Heartworm

(Dirofilaria immitis)

Dirofilaria immitis is a filarial nematode of domestic and wild canids that can also infect other hosts, including cats. It rarely causes zoonotic infections.

Parasite species: Dirofilaria immitis
Common name: Heartworms
Hosts: Domestic and wild canids, cats
Pre-patent period: 7-8 months
Location in the host: Right ventricle and pulmonary artery
Distribution: Worldwide
Transmission route: Via infected mosquito bites
Zoonotic: Yes

Distribution

Tropics and subtropics, where heartworm is known to occur in dogs. The prevalence of feline adult heartworm infection is estimated to be 5-20% the rate of dogs [1].

Clinical signs

In cats, clinical signs develop either due to arrival of heartworms in the pulmonary arteries (3-4 months post-infection) or due to death of adult worms. The predominant clinical signs in cats are wheezing, coughing, dyspnoea and respiratory distress. Other clinical signs include vomiting and neurological deficits. As the clinical signs of involvement of the lower respiratory tract is more common than that of the heart, heartworm associated respiratory disease (HARD) is often used to describe the disease in cats. In some cats, disease can be peracute and present as sudden death, often associated with the death of adult worms.

Diagnosis

Dirofilaria immitis infections in cats can be difficult to confirm. Cats typically present with low worm burdens (often a single worm) and without circulating microfilariae. In the same way, many infected cats will not present circulating heartworm antigens or anti-heartworm antibodies. A lateral flow immunoassay for the detection of IgG antibodies to D. immitis is commercially available (HESKA Solo Step FH, Heska Corporation, Loveland, USA). A positive heartworm antibody test would increase ‘suspicion’ of D. immitis, but is not in itself diagnostic. Radiography and echocardiography are reputed to be useful for diagnosing feline heartworm disease [2,3]. Heat treatment of blood prior to antigen testing also can be helpful in diagnosing heartworm in cats suspected of infection [4]. Bronchioalveolar wash may reveal eosinophil infiltrates which can be confused with allergic bronchitis e.g. feline asthma or Aelurostrongylus abstrusus infection.

Treatment

In contrast to treatment of canine heartworm disease, adulticides (e.g. melarsomine) are not recommended in cats. There is no approved drug for the treatment of heartworm infection in cats. There is no recommendation to treat asymptomatic cats with confirmed heartworm infection; however, owners should be advised that clinical signs may develop and sudden death is a possible outcome. Sick cats should receive supportive care, according to the clinical signs present. Cats in acute respiratory distress should receive corticosteroids (prednisolone at 1 mg/kg BID or dexamethasone at 0.01-0.16 mg/kg IV or SC daily for 3 days), bronchodilators (e.g. terbutaline at 0.1-0.2 mg/kg PO BID), aminophylline at 6.6 mg/kg PO BID or theophylline at 4 mg/kg PO BID) and oxygen supplementation [1]. Prednisolone (1 mg/kg BID, tapering dose) is recommended for symptomatic infected cats with radiographic evidence of lung disease. All heartworm positive cats should be given chemoprophylaxis using a macrocyclic lactone. Surgical removal of heartworms from right atrium of cats has been successfully performed, but the owners should be advised that this is a very risky procedure.

Control

Monthly chemoprophylaxis is recommended for cats living in areas where canine heartworm is endemic. For preventative treatment options, refer to Table 4.

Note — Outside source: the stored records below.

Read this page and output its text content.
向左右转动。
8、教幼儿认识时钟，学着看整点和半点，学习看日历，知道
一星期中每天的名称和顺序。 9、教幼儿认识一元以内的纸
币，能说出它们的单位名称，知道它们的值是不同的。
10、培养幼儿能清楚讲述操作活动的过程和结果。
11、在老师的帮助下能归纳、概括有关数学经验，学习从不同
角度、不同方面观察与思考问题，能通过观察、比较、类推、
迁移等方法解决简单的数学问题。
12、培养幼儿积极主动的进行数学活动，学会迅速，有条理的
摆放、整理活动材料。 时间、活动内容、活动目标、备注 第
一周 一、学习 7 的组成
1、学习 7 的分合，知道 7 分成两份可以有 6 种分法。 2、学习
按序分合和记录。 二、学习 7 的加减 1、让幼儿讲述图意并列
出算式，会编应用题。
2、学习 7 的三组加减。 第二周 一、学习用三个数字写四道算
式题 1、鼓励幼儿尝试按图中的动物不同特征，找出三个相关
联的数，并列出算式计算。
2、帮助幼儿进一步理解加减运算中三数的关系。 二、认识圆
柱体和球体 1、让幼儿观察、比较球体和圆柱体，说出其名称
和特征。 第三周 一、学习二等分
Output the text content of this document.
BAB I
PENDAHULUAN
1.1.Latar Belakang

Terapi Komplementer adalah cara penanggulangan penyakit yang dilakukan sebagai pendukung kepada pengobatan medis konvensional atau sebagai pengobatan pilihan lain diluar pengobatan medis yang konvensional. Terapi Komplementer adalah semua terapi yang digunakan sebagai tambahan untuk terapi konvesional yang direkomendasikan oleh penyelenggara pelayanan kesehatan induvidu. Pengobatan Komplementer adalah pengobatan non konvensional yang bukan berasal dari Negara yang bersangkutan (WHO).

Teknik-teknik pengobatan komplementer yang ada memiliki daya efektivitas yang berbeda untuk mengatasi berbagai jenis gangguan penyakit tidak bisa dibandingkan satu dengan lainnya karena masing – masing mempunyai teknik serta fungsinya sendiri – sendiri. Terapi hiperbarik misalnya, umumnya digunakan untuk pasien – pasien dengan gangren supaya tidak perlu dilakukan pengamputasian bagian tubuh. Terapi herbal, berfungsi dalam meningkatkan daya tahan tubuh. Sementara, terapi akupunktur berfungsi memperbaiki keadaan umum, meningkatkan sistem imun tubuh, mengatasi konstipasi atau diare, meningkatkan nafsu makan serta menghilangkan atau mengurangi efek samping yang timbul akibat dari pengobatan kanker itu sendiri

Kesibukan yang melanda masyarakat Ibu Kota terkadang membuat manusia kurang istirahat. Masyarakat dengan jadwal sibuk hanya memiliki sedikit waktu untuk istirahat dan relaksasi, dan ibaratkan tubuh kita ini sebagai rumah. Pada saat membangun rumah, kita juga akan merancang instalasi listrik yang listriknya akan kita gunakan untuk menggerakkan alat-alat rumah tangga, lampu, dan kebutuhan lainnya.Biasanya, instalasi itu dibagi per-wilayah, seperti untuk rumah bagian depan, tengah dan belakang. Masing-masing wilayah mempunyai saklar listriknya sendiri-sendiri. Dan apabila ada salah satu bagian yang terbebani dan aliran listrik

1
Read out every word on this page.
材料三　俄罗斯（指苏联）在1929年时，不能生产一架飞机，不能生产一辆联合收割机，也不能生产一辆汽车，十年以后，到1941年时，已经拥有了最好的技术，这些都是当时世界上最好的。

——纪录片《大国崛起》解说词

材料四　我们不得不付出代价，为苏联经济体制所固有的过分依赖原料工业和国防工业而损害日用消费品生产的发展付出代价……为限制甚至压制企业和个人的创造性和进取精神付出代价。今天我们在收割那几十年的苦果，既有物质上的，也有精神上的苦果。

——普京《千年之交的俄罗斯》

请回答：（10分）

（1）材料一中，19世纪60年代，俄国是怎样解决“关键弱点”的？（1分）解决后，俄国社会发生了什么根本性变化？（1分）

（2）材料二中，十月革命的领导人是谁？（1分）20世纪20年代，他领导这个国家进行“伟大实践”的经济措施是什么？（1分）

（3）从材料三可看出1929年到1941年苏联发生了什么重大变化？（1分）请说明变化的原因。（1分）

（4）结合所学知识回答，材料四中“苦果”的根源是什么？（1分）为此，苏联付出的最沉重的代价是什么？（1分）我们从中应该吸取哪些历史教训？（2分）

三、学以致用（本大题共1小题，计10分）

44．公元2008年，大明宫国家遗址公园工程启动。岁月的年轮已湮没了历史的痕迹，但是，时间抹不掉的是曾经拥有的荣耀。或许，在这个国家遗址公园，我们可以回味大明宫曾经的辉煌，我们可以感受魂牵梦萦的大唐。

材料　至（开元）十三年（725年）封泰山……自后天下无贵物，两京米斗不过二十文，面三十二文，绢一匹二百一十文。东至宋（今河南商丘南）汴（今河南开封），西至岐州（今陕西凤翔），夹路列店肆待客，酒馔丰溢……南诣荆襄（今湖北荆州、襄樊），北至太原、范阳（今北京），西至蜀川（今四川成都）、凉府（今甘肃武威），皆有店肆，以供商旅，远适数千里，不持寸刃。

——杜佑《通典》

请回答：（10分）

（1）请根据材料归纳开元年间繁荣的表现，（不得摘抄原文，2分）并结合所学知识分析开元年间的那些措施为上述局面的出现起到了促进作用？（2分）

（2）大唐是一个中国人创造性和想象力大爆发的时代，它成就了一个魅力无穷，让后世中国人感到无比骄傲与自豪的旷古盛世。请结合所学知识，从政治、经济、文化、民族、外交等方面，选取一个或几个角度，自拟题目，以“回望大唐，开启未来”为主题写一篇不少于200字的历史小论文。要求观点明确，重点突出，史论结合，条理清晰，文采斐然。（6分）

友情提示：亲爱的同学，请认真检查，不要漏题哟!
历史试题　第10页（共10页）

Table 4. Routes of administration and dosage of commonly utilised preventatives against heartworm infection in cats [1,2].

Public health considerations

Although D. immitis infection is rare in humans, it can cause respiratory manifestations such as coughing, chest pain and haemoptysis. Granulomas in the lungs resembling ‘coin-like’ lesions have also been detected on radiographs of infected humans. Ocular infections have also been reported. As cats are not the natural definitive host for D. immitis, they are unlikely reservoirs for zoonotic infection.

References

[1] Labuc R, Korman R and Traub R. Australian Guidelines for Heartworm Prevention, diagnosis and management in cats. Vet Australia, 2018 (www.vetsaustralia.com.au/heartworm).

[2] Bowman DD, Hendrix CM, Lindsay DS, Barr SC. Feline Clinical Parasitology. Iowa State University Press, Ames, USA. 2002.

[3] Venco L, Calzolari D, Mazzocchi D, Morini S, Genchi C. The use of echocardiography as a diagnostic tool for the detection of feline heartworm (Dirofilaria immitis) infections. Feline Pract. 1998;26:6-9.

[4] Little SE, Raymond MR, Thomas JE, Gruntmeir J, Hostetler JA, Meinkoth JH, Blagburn BL. Heat treatment prior to testing allows detection of antigen of Dirofilaria immitis in feline serum. Parasit Vectors. 2014;7:1.